移設工事「先取り」 膨大な無駄遣いはやめよ

 米軍普天間飛行場の辺野古移設に関連し、キャンプ・シュワブ陸上部分で政府が次々と工事を実施している実態が明らかになった。
 移設が妥当なのかどうか、県や有識者が検討しているさなか、移設を前提にした工事を進めたことになる。これではまるで「県の判断は要らない」と宣言するようなものだ。
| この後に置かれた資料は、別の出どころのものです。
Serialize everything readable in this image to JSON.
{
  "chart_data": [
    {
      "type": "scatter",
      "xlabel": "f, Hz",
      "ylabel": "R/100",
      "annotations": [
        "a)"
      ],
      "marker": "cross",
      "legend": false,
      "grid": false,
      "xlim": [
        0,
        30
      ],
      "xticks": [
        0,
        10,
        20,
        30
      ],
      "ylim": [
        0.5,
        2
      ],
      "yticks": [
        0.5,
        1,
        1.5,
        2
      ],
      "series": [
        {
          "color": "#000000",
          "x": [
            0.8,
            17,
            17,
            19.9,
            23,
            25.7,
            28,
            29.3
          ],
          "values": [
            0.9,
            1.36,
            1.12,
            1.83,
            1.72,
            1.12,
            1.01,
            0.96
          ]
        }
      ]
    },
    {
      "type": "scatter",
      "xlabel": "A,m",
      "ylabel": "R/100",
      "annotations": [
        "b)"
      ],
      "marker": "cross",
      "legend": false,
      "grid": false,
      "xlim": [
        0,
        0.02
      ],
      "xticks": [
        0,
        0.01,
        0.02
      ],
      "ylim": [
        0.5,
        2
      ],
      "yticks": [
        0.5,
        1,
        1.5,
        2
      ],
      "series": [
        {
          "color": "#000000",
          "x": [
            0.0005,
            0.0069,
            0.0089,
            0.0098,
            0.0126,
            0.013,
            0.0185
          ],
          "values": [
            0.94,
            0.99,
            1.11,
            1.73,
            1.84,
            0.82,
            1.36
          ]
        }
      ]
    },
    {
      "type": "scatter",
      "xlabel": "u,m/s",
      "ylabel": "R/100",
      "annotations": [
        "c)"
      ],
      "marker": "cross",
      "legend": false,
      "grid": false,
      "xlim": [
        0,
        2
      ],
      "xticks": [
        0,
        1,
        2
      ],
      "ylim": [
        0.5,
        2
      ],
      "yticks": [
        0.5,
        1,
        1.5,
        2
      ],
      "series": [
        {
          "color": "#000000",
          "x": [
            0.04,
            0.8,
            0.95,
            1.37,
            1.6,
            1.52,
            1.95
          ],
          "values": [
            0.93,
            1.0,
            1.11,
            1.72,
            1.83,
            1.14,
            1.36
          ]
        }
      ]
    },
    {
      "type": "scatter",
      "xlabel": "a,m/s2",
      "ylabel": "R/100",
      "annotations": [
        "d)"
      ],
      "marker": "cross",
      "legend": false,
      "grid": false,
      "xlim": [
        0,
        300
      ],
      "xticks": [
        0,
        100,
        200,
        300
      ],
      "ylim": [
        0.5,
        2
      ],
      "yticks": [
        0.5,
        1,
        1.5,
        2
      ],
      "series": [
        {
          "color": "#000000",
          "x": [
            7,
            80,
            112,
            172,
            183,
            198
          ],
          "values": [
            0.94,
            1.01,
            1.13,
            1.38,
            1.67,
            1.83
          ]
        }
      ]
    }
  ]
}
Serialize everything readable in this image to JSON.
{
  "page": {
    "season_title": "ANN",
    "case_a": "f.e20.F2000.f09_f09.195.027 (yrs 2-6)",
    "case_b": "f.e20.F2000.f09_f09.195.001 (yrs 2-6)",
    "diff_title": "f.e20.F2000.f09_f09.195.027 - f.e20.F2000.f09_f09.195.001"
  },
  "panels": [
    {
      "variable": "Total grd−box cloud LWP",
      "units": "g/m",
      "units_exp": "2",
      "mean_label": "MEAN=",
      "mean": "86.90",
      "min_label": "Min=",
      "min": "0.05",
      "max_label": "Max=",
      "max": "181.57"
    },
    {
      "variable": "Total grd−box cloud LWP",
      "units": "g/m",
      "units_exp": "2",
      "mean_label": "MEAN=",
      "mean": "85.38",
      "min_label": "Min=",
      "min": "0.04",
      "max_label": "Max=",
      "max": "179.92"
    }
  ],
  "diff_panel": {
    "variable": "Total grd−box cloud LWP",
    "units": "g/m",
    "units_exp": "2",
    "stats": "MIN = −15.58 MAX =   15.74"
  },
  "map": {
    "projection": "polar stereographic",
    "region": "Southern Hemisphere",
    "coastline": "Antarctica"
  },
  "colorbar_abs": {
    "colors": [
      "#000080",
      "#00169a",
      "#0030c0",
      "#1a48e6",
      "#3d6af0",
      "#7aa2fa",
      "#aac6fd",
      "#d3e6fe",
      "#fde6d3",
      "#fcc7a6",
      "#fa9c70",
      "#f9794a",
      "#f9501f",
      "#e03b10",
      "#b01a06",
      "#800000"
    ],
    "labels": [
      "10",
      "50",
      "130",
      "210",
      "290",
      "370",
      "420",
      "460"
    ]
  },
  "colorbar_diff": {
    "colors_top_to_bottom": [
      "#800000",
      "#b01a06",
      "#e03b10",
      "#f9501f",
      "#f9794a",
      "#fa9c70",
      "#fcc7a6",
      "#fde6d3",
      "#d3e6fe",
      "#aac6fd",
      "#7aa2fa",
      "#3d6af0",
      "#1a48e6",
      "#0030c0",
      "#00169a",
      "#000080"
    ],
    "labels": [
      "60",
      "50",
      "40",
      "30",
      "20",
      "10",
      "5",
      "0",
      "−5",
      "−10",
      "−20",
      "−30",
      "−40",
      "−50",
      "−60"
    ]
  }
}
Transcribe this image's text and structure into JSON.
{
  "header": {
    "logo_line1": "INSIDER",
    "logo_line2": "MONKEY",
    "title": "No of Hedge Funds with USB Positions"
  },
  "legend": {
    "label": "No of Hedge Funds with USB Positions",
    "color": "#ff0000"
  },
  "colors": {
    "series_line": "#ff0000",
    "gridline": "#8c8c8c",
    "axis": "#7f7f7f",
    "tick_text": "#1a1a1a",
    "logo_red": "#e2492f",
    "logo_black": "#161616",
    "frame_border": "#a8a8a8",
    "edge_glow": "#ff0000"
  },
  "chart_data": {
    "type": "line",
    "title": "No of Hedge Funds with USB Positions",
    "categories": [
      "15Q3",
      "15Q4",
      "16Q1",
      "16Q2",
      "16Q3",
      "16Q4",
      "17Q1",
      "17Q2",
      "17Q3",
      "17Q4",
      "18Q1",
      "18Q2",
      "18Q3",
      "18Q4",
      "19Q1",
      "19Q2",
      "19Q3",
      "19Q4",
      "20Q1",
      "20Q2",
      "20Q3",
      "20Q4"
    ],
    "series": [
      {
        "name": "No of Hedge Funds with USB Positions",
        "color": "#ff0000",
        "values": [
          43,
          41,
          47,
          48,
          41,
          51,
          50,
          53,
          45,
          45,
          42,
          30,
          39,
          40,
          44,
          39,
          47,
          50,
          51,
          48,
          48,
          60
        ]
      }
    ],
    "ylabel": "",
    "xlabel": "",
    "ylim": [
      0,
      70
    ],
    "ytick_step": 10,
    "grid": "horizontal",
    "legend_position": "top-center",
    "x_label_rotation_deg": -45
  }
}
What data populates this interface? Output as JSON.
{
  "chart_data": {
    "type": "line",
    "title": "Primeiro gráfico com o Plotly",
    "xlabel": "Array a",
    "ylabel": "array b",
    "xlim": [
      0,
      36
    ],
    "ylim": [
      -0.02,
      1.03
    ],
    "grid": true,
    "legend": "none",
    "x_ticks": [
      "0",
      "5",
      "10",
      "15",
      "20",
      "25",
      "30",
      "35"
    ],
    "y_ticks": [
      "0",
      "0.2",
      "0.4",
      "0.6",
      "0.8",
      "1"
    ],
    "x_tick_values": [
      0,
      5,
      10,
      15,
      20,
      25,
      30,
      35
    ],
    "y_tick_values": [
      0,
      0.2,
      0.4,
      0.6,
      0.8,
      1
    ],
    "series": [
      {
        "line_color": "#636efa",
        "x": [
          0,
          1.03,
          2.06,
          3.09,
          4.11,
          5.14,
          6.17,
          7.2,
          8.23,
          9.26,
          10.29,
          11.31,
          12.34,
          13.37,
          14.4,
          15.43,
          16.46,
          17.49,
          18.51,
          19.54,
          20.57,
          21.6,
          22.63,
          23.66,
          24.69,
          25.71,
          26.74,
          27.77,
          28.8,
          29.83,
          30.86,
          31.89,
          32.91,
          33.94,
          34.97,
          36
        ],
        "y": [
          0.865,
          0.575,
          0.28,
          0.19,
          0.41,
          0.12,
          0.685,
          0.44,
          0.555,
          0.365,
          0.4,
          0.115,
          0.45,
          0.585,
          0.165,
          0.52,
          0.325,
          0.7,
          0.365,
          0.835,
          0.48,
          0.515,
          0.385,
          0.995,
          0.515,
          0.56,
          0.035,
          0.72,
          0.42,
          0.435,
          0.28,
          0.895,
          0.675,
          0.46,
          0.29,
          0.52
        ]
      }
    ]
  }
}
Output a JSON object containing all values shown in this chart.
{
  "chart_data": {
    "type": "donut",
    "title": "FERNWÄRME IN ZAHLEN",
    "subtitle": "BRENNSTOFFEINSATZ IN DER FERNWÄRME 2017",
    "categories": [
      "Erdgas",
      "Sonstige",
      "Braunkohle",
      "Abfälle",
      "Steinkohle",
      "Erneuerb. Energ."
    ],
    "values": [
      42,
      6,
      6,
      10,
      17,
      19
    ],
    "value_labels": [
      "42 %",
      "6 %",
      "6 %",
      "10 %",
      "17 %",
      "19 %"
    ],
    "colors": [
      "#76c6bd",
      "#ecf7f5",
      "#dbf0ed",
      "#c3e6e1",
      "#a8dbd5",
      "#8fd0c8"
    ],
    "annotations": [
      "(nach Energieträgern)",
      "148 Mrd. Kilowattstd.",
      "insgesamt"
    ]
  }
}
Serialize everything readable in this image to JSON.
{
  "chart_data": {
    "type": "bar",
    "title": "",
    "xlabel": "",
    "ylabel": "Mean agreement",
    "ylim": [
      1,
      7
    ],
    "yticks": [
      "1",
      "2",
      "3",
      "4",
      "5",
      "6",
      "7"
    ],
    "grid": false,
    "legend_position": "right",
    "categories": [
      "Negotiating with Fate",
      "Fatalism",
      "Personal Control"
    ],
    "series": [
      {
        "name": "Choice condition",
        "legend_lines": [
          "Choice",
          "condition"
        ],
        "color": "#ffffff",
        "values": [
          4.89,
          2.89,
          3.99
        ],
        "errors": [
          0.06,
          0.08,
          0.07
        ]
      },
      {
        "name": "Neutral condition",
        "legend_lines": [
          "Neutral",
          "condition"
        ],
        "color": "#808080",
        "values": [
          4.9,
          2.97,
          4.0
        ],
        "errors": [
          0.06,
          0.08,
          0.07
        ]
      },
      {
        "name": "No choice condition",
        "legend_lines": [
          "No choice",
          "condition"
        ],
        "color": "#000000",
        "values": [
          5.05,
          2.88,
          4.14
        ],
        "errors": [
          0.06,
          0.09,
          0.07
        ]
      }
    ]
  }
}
環境影響評価(アセスメント)を審議する専門家に対しても「意見を聴く意思はない」と言うに等しい。

 地方自治の精神を踏みにじる行為だ。これで民主主義国家と言えるのか。野田佳彦首相は施政方針演説で「沖縄の皆様の声に真摯(しんし)に耳を傾ける」と述べた。この言葉が本当なら、せめてアセス手続きが終了するまで、一切の工事を凍結するのが筋であろう。
 辺野古移設を前提にした関連事業は、在日米軍再編に関する2006年の日米合意以降、189件、総額212億円に上る。
 このうち36件は民主党政権発足後だ。政権発足当時、北沢俊美防衛相(当時)は、県外移設を掲げて選挙戦を戦ったこととの整合性を問われ、「自民政権の時に契約した工事」と弁解していたが、その後も次々と発注していたことになる。
 これらは管理棟や隊舎の建設などで、普天間のヘリ部隊移転を前提にした工事だ。アセスの結論を待たずに既成事実をつくり、受け入れを迫る意図だとみるのは、あながちうがち過ぎでもあるまい。
 これらを受注した企業に防衛省OBが天下っていたことも分かった。天下りはアセス評価書作成事業でも確認されている。過去3年間に受注した全ての会社で、だ。辺野古の事業は海でも陸でも「天下りだらけ」と言うほかない。
 客観的に見れば、辺野古移設はもはや不可能、との見立ては政府内でも主流になりつつある。それなら、200億円を超す膨大な事業費は海に捨てるようなものだ。
 莫大(ばくだい)な借金を抱える今の政府に、こんな無駄遣いをする余裕があるのか。そんな予算があるのなら、震災の復旧・復興を急ぐべきだ。あるいは、原発をめぐる政府の誤った方針で苦難を強いられた福島県民への補償に充てるべきだ。
 いずれ断念する事業のため、天下りのいる会社への発注に国費を投じるのは、「官僚の老後対策」そのものだ。民主党は「官僚支配打破」の原点に戻ってもらいたい。